Happy February my friends.
I have heard through the grapevine that February is burnout month for most homeschool moms. Whether this is true across the board or not, I am definitely feeling it. By the grace of God we have been keeping up with most of our studies and most of the housework, but as you may have noticed, I have have not posted in two weeks and not for lack of planning either. Each post was planned and scheduled, but I did not make myself write for the last two weeks. So, as I faced the beginning of the month I debated whether I should hurry and “get caught up” or give my self grace and reflect on why I found my self in this predicament in the first place. I have chosen the latter, to the great delight of my husband and children –I am sure.
What is the same every time I end up feeling this way? I am beginning to think it has something to do with what the Lord is dealing with me on, self-edification and Sabbath. I am beginning to notice how thick this theme of self-edification and busyness runs through all I do, especially when I feel the most drained. I think it is because my focus has been on self, how I feel, what I can accomplish, how I can pull up my boot straps and make it happen, what part of me, or my kids, I am trying to change, etc… This puts me on the crazy cycle of managing particulars rather than entering His rest. Even if everything I do is “for others” I am discovering that somewhere in there I have an inward focus. The Scriptures tell us that those who refresh others will they themselves be refreshed. So, if I am not feeling refreshed, I have to face the reality that chances are I am not really refreshing others. Furthermore, I do not believe the solution is to do more. This is not a matter of degree. It is a matter of kind. What kinds of things am I doing and what kinds of thoughts am I having? What kind of relationship am I having with the Lord, my husband, my children, and learning? What kind of perspective do I have on tasks, goals, and the dailiness of life? I need to face these questions, but I also need to wait on God. Even with my sanctification I find my self wishing this or that would be changed. If I really want Jesus to be Lord of my life, that means He must be Lord, Lord of my sanctification, my thoughts, my actions, and what ever else. As the Lenten season approaches, I look forward to meditating on these things and other things.
EW Refreshed
In taking a moment to reflect on January, I can say that the first month of 2015 was still an exciting one. We reorganized Expanding Wisdom so it is easier to navigate. You must check out the Archives page for an archive of all of our posts from the day we opened. Articles are arranged by Category and categories are arranged alphabetically.

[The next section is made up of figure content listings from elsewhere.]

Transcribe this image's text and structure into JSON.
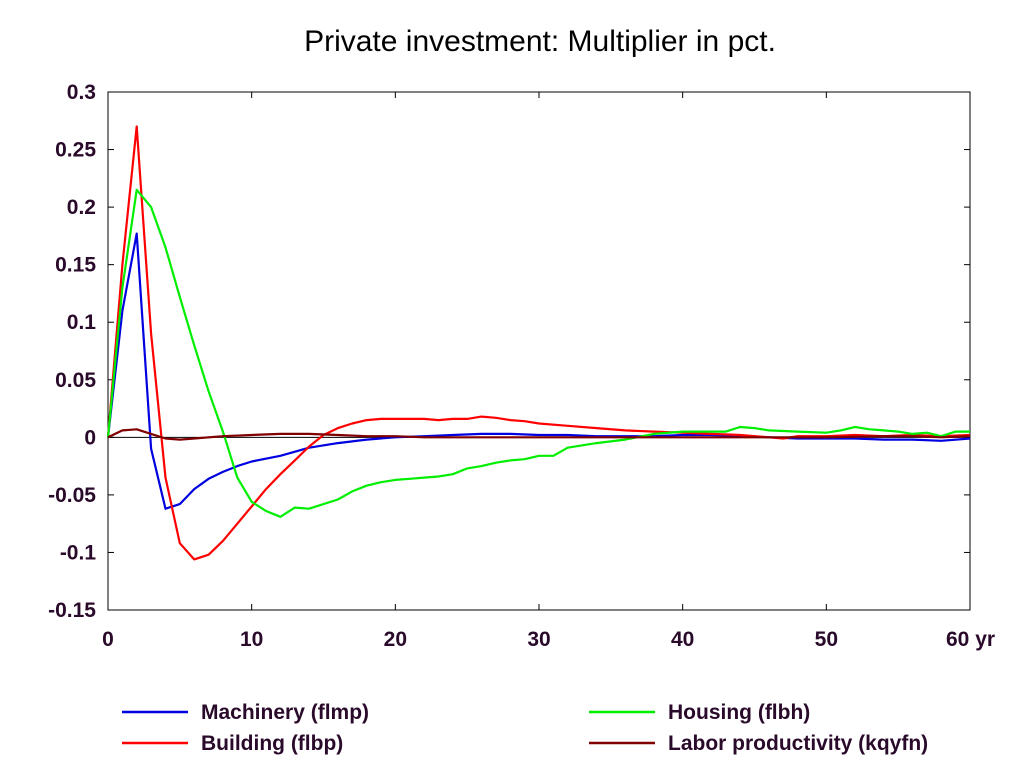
{
  "chart_data": {
    "type": "line",
    "title": "Private investment: Multiplier in pct.",
    "xlabel": "",
    "ylabel": "",
    "x_unit_label": "yr",
    "xlim": [
      0,
      60
    ],
    "ylim": [
      -0.15,
      0.3
    ],
    "x_ticks": [
      0,
      10,
      20,
      30,
      40,
      50,
      60
    ],
    "x_tick_labels": [
      "0",
      "10",
      "20",
      "30",
      "40",
      "50",
      "60 yr"
    ],
    "y_ticks": [
      0.3,
      0.25,
      0.2,
      0.15,
      0.1,
      0.05,
      0,
      -0.05,
      -0.1,
      -0.15
    ],
    "y_tick_labels": [
      "0.3",
      "0.25",
      "0.2",
      "0.15",
      "0.1",
      "0.05",
      "0",
      "-0.05",
      "-0.1",
      "-0.15"
    ],
    "grid": false,
    "legend_placement": "bottom",
    "series": [
      {
        "name": "Machinery (flmp)",
        "color": "#0000e0",
        "points": [
          [
            0,
            0
          ],
          [
            1,
            0.11
          ],
          [
            2,
            0.177
          ],
          [
            3,
            -0.01
          ],
          [
            4,
            -0.062
          ],
          [
            5,
            -0.058
          ],
          [
            6,
            -0.045
          ],
          [
            7,
            -0.036
          ],
          [
            8,
            -0.03
          ],
          [
            9,
            -0.025
          ],
          [
            10,
            -0.021
          ],
          [
            12,
            -0.016
          ],
          [
            14,
            -0.009
          ],
          [
            16,
            -0.005
          ],
          [
            18,
            -0.002
          ],
          [
            20,
            0
          ],
          [
            22,
            0.001
          ],
          [
            24,
            0.002
          ],
          [
            26,
            0.003
          ],
          [
            28,
            0.003
          ],
          [
            30,
            0.002
          ],
          [
            32,
            0.002
          ],
          [
            34,
            0.001
          ],
          [
            36,
            0.001
          ],
          [
            38,
            0.001
          ],
          [
            40,
            0.002
          ],
          [
            42,
            0.002
          ],
          [
            44,
            0.001
          ],
          [
            46,
            0
          ],
          [
            48,
            -0.001
          ],
          [
            50,
            -0.001
          ],
          [
            52,
            -0.001
          ],
          [
            54,
            -0.002
          ],
          [
            56,
            -0.002
          ],
          [
            58,
            -0.003
          ],
          [
            60,
            -0.001
          ]
        ]
      },
      {
        "name": "Building (flbp)",
        "color": "#ff0000",
        "points": [
          [
            0,
            0
          ],
          [
            1,
            0.15
          ],
          [
            2,
            0.27
          ],
          [
            3,
            0.09
          ],
          [
            4,
            -0.035
          ],
          [
            5,
            -0.092
          ],
          [
            6,
            -0.106
          ],
          [
            7,
            -0.102
          ],
          [
            8,
            -0.09
          ],
          [
            9,
            -0.075
          ],
          [
            10,
            -0.06
          ],
          [
            11,
            -0.045
          ],
          [
            12,
            -0.032
          ],
          [
            13,
            -0.02
          ],
          [
            14,
            -0.008
          ],
          [
            15,
            0.002
          ],
          [
            16,
            0.008
          ],
          [
            17,
            0.012
          ],
          [
            18,
            0.015
          ],
          [
            19,
            0.016
          ],
          [
            20,
            0.016
          ],
          [
            21,
            0.016
          ],
          [
            22,
            0.016
          ],
          [
            23,
            0.015
          ],
          [
            24,
            0.016
          ],
          [
            25,
            0.016
          ],
          [
            26,
            0.018
          ],
          [
            27,
            0.017
          ],
          [
            28,
            0.015
          ],
          [
            29,
            0.014
          ],
          [
            30,
            0.012
          ],
          [
            32,
            0.01
          ],
          [
            34,
            0.008
          ],
          [
            36,
            0.006
          ],
          [
            38,
            0.005
          ],
          [
            40,
            0.004
          ],
          [
            42,
            0.003
          ],
          [
            44,
            0.002
          ],
          [
            46,
            0
          ],
          [
            47,
            -0.001
          ],
          [
            48,
            0.001
          ],
          [
            50,
            0.001
          ],
          [
            52,
            0.002
          ],
          [
            54,
            0.001
          ],
          [
            56,
            0.002
          ],
          [
            58,
            0.001
          ],
          [
            60,
            0.002
          ]
        ]
      },
      {
        "name": "Housing (flbh)",
        "color": "#00ee00",
        "points": [
          [
            0,
            0
          ],
          [
            1,
            0.13
          ],
          [
            2,
            0.215
          ],
          [
            3,
            0.2
          ],
          [
            4,
            0.165
          ],
          [
            5,
            0.122
          ],
          [
            6,
            0.08
          ],
          [
            7,
            0.04
          ],
          [
            8,
            0.005
          ],
          [
            9,
            -0.035
          ],
          [
            10,
            -0.056
          ],
          [
            11,
            -0.064
          ],
          [
            12,
            -0.069
          ],
          [
            13,
            -0.061
          ],
          [
            14,
            -0.062
          ],
          [
            15,
            -0.058
          ],
          [
            16,
            -0.054
          ],
          [
            17,
            -0.047
          ],
          [
            18,
            -0.042
          ],
          [
            19,
            -0.039
          ],
          [
            20,
            -0.037
          ],
          [
            21,
            -0.036
          ],
          [
            22,
            -0.035
          ],
          [
            23,
            -0.034
          ],
          [
            24,
            -0.032
          ],
          [
            25,
            -0.027
          ],
          [
            26,
            -0.025
          ],
          [
            27,
            -0.022
          ],
          [
            28,
            -0.02
          ],
          [
            29,
            -0.019
          ],
          [
            30,
            -0.016
          ],
          [
            31,
            -0.016
          ],
          [
            32,
            -0.009
          ],
          [
            34,
            -0.005
          ],
          [
            36,
            -0.002
          ],
          [
            38,
            0.003
          ],
          [
            40,
            0.005
          ],
          [
            42,
            0.005
          ],
          [
            43,
            0.005
          ],
          [
            44,
            0.009
          ],
          [
            45,
            0.008
          ],
          [
            46,
            0.006
          ],
          [
            48,
            0.005
          ],
          [
            50,
            0.004
          ],
          [
            51,
            0.006
          ],
          [
            52,
            0.009
          ],
          [
            53,
            0.007
          ],
          [
            54,
            0.006
          ],
          [
            55,
            0.005
          ],
          [
            56,
            0.003
          ],
          [
            57,
            0.004
          ],
          [
            58,
            0.001
          ],
          [
            59,
            0.005
          ],
          [
            60,
            0.005
          ]
        ]
      },
      {
        "name": "Labor productivity (kqyfn)",
        "color": "#800000",
        "points": [
          [
            0,
            0
          ],
          [
            1,
            0.006
          ],
          [
            2,
            0.007
          ],
          [
            3,
            0.003
          ],
          [
            4,
            -0.001
          ],
          [
            5,
            -0.002
          ],
          [
            6,
            -0.001
          ],
          [
            8,
            0.001
          ],
          [
            10,
            0.002
          ],
          [
            12,
            0.003
          ],
          [
            14,
            0.003
          ],
          [
            16,
            0.002
          ],
          [
            18,
            0.001
          ],
          [
            20,
            0.001
          ],
          [
            22,
            0
          ],
          [
            26,
            0
          ],
          [
            30,
            0
          ],
          [
            34,
            0
          ],
          [
            38,
            0
          ],
          [
            42,
            0
          ],
          [
            46,
            0
          ],
          [
            50,
            0
          ],
          [
            54,
            0.001
          ],
          [
            56,
            0.001
          ],
          [
            58,
            0
          ],
          [
            60,
            0.001
          ]
        ]
      }
    ]
  }
}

Our First Product Feb. 28th 2015!
January also marked the month we announced our first product! On February 28th we will soft-launch our Expanding Wisdom Shop and our ‘Getting Started with Classical Homeschooling’ self-paced online course. This course will take you much farther and deeper than our 11 post series did. This course will methodically and attentively lead a person through the process of entering into homeschooling and the classical tradition. Even if you have been homeschooling for a while, the vast majority of this course will be a guided swim through the essential elements of the Christian classical tradition, including the skills of teaching classically, how to choose curriculum, how to know when you are doing enough, how to deal with the particulars of a transcript, grade level general guidelines for what to teach and how to teach, and more. The content of this course will be delivered through videos, audios, a real book, and blog style articles. We are so excited about this and cannot wait to share it with you.
Co-op & Community Update!
Many of you may remember the post we published back in July, How to start a Classical Co-op, well we have been learning a ton and catching a bigger vision of what classical community could be. We revisited our co-op and decided to let it grow a bit this next school year. You can see all the details at the new website we created for it at paideiaacademics.com. If you are trying to start a community somewhere, definitely stay tuned, sometime over the summer we will be publishing a packet that includes the specifics of how we run and love our community.
So what about you? Where are you looking to reflect, reorder, and renew this February? Join the Conversation here.
Expanding wisdom, extending grace,
Jen
Jennifer Dow says
Join the Conversation.
Jen Snow says
Some good thoughts there on rest and refreshment. We’ve had kind of a rough go with school since we started again after Christmas…and I realized in the last week that a lot of that had to do with me. I was endeavoring to get it all done in the morning, telling myself it was for *THEM*, so they could have *THEIR* afternoons free…but really it was about me wanting to do my things in the afternoon. Ouch. So I moved a few things around in our schedule, focusing just on academic stuff in the morning and putting an hour into our schedule after lunch and rest time for handicrafts, drawing, nature journaling and other such things. And whaddya know? It’s working. Yes, I had to give up some of *my* time, but things are smoother and more focused when we’re doing the more academic stuff in the morning, and we are actually enjoying that bit of time in the afternoon together doing those ‘life giving’ things. When I was trying to guard my personal time, the result was tension, stress, and hurting family relationships. I had to give up some of that time in order for all of us – me included! – to find that refreshment we needed.
Jennifer Dow says
Amen. It seems so counter-intuitive at first but it really does work. Thank you for sharing this.